Online Batch Inference

In week 4 of course 4, we learn about online inference, and later in the same week, there’s another talk on batch inference. According to the videos, online inference is useful when there’s an API on top of the ML model and there’s a user waiting for the prediction of it. In this case, the inference is done in a batch of size 1. On the other hand, we have the batch inference where it is done offline and we can benefit from accelerators to their fullest since we can batch the samples together and calculate their output much faster.

There’s another scenario that is not discussed in the videos, online batch inference. In order to implement it, we can have a queue between the API and the model.

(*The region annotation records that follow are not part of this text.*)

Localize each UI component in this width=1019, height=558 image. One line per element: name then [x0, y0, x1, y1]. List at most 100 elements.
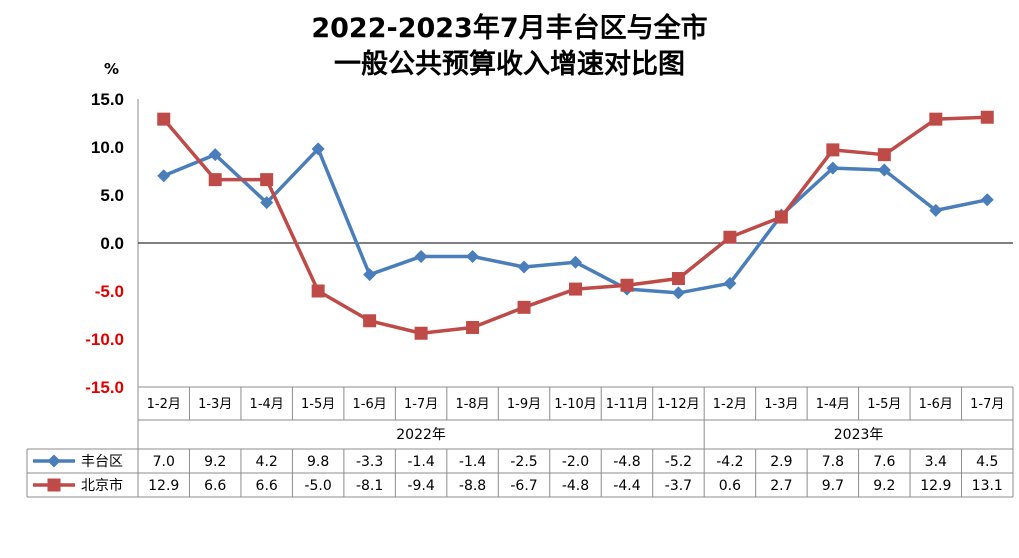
data-point [517, 260, 531, 274]
x-category-label: 1-2月 [713, 397, 747, 412]
data-point [671, 286, 685, 300]
data-point [723, 230, 737, 244]
table-value: -6.7 [510, 478, 537, 494]
data-point [311, 142, 325, 156]
y-tick-label: -10.0 [85, 330, 124, 349]
table-value: 9.7 [822, 478, 844, 494]
year-group-label: 2023年 [834, 427, 884, 443]
chart-title-line-2: 一般公共预算收入增速对比图 [334, 49, 685, 80]
table-value: 6.6 [256, 478, 278, 494]
x-category-label: 1-11月 [606, 397, 649, 412]
table-value: 9.8 [307, 454, 329, 470]
data-point [157, 112, 171, 126]
table-value: 12.9 [148, 478, 179, 494]
table-value: -2.0 [562, 454, 589, 470]
data-point [260, 196, 274, 210]
table-value: 12.9 [920, 478, 951, 494]
series-1 [157, 142, 994, 300]
table-value: 7.6 [873, 454, 895, 470]
data-point [47, 454, 61, 468]
table-value: -2.5 [510, 454, 537, 470]
data-point [208, 148, 222, 162]
table-value: 3.4 [925, 454, 947, 470]
table-value: 13.1 [972, 478, 1003, 494]
table-value: -9.4 [407, 478, 434, 494]
data-point [671, 272, 685, 286]
y-tick-label: 10.0 [91, 138, 124, 157]
data-point [260, 173, 274, 187]
data-point [414, 249, 428, 263]
x-category-label: 1-4月 [250, 397, 284, 412]
legend-label: 丰台区 [81, 454, 123, 470]
y-tick-label: 0.0 [100, 234, 124, 253]
x-category-label: 1-7月 [404, 397, 438, 412]
data-point [723, 276, 737, 290]
data-point [517, 300, 531, 314]
legend-label: 北京市 [81, 477, 123, 494]
data-point [311, 284, 325, 298]
table-value: 0.6 [719, 478, 741, 494]
y-tick-label: -15.0 [85, 378, 124, 397]
table-value: -8.1 [356, 478, 383, 494]
data-point [466, 249, 480, 263]
data-point [208, 173, 222, 187]
x-category-label: 1-10月 [554, 397, 597, 412]
table-value: 6.6 [204, 478, 226, 494]
table-value: -8.8 [459, 478, 486, 494]
data-point [980, 110, 994, 124]
data-point [826, 143, 840, 157]
data-point [363, 314, 377, 328]
table-value: -4.8 [562, 478, 589, 494]
data-point [826, 161, 840, 175]
data-point [414, 326, 428, 340]
table-value: -4.8 [613, 454, 640, 470]
x-category-label: 1-6月 [353, 397, 387, 412]
data-point [569, 255, 582, 269]
y-tick-label: 5.0 [100, 186, 124, 205]
x-category-label: 1-5月 [867, 397, 901, 412]
data-point [877, 163, 891, 177]
data-point [774, 210, 788, 224]
x-category-label: 1-2月 [147, 397, 181, 412]
table-value: 4.5 [976, 454, 998, 470]
x-category-label: 1-6月 [919, 397, 953, 412]
data-point [157, 169, 171, 183]
x-category-label: 1-4月 [816, 397, 850, 412]
y-tick-label: -5.0 [95, 282, 124, 301]
table-value: -5.2 [665, 454, 692, 470]
table-value: 2.7 [770, 478, 792, 494]
x-category-label: 1-3月 [764, 397, 798, 412]
data-point [363, 268, 377, 282]
data-point [466, 320, 480, 334]
data-point [877, 148, 891, 162]
data-point [929, 203, 943, 217]
table-value: -5.0 [304, 478, 331, 494]
x-category-label: 1-9月 [507, 397, 541, 412]
table-value: -1.4 [459, 454, 486, 470]
chart-title-line-1: 2022-2023年7月丰台区与全市 [311, 13, 708, 44]
table-value: -3.3 [356, 454, 383, 470]
table-value: 7.0 [153, 454, 175, 470]
year-group-label: 2022年 [396, 427, 446, 443]
table-value: -1.4 [407, 454, 434, 470]
x-category-label: 1-3月 [198, 397, 232, 412]
table-value: 9.2 [204, 454, 226, 470]
x-category-label: 1-7月 [970, 397, 1004, 412]
table-value: -4.2 [716, 454, 743, 470]
table-value: 9.2 [873, 478, 895, 494]
table-value: 7.8 [822, 454, 844, 470]
data-point [620, 278, 634, 292]
table-value: 4.2 [256, 454, 278, 470]
series-2 [157, 110, 994, 340]
y-tick-label: 15.0 [91, 90, 124, 109]
data-point [929, 112, 943, 126]
y-axis-unit: % [104, 60, 120, 78]
x-category-label: 1-8月 [455, 397, 489, 412]
table-value: -3.7 [665, 478, 692, 494]
table-value: 2.9 [770, 454, 792, 470]
data-point [980, 193, 994, 207]
series-line [162, 115, 988, 335]
x-category-label: 1-12月 [657, 397, 700, 412]
data-point [569, 282, 582, 296]
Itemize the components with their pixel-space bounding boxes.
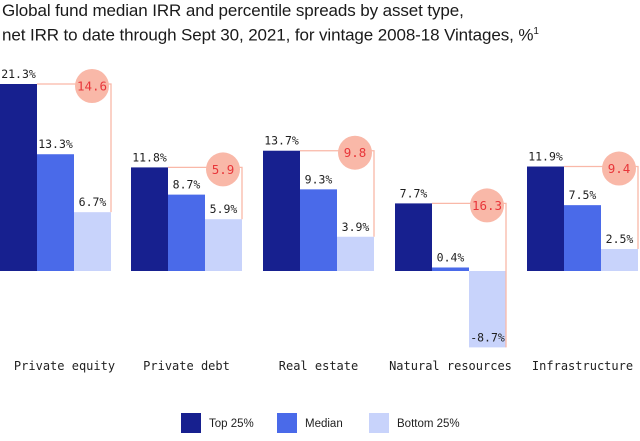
bar-private-debt-median	[168, 194, 205, 271]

Using this queue, we can group the API requests together and form a batch so we can benefit from an accelerator. In order to implement this design, I’m assuming:

  1. It is acceptable to delay the API’s response by a fraction of a second (maybe up to a second) since adding a queue in between has an overhead
  2. The API has considerable traffic and it could benefit from an accelerator
  3. The size of the batch is not always the same, the batch is formed based on the number of requests arrived in a period of time. If there are more requests than the max batch size that our accelerator can handle, it will be truncated to the max. This is a sign that we need more accelerators to provide an online service.

Now, my questions are:

Please let me know if there’s any problem with this design. If there isn’t, why it was not mentioned in the course?


Synchronous online and batch serving styles are in wide use.
You are welcome to buffer requests for asynchronous computation on your project. This is not widely used AFAIK. Stateless microservices are preferred over batching requests as much as possible.

My question is, why? Why they are not widely used? Other than the delay of the queue, which in case of high traffic could really be negligible, what is the downside of such architecture? (with a high traffic, the queue fills up fast and we don’t need to wait any longer)

Also if they are not widely used, do you mean that inference servers are not using accelerators or the accelerators are working with batches of 1 and basically being wasted?

BTW, I didn’t get why using a queue in between makes it stateful? The way I see it, my design is still stateless!

Inference servers are configured with gpu(s) when the problem requires it.

A machine in a cloud can go offline due to reasons like power failure at that cloud location or due to harddisk crash or network failure. When this happens, the worker instance is usually spun up at another physical machine. Unless you are willing to ignore pending requests, the new worker instance needs to know state of the pending request queue. Request queue is therefore a stateful part of the service.

There’s nothing wrong with the using your approach. You have to decide on the financial impact of persisting requests and the added complexity of notifying callers if their request has failed.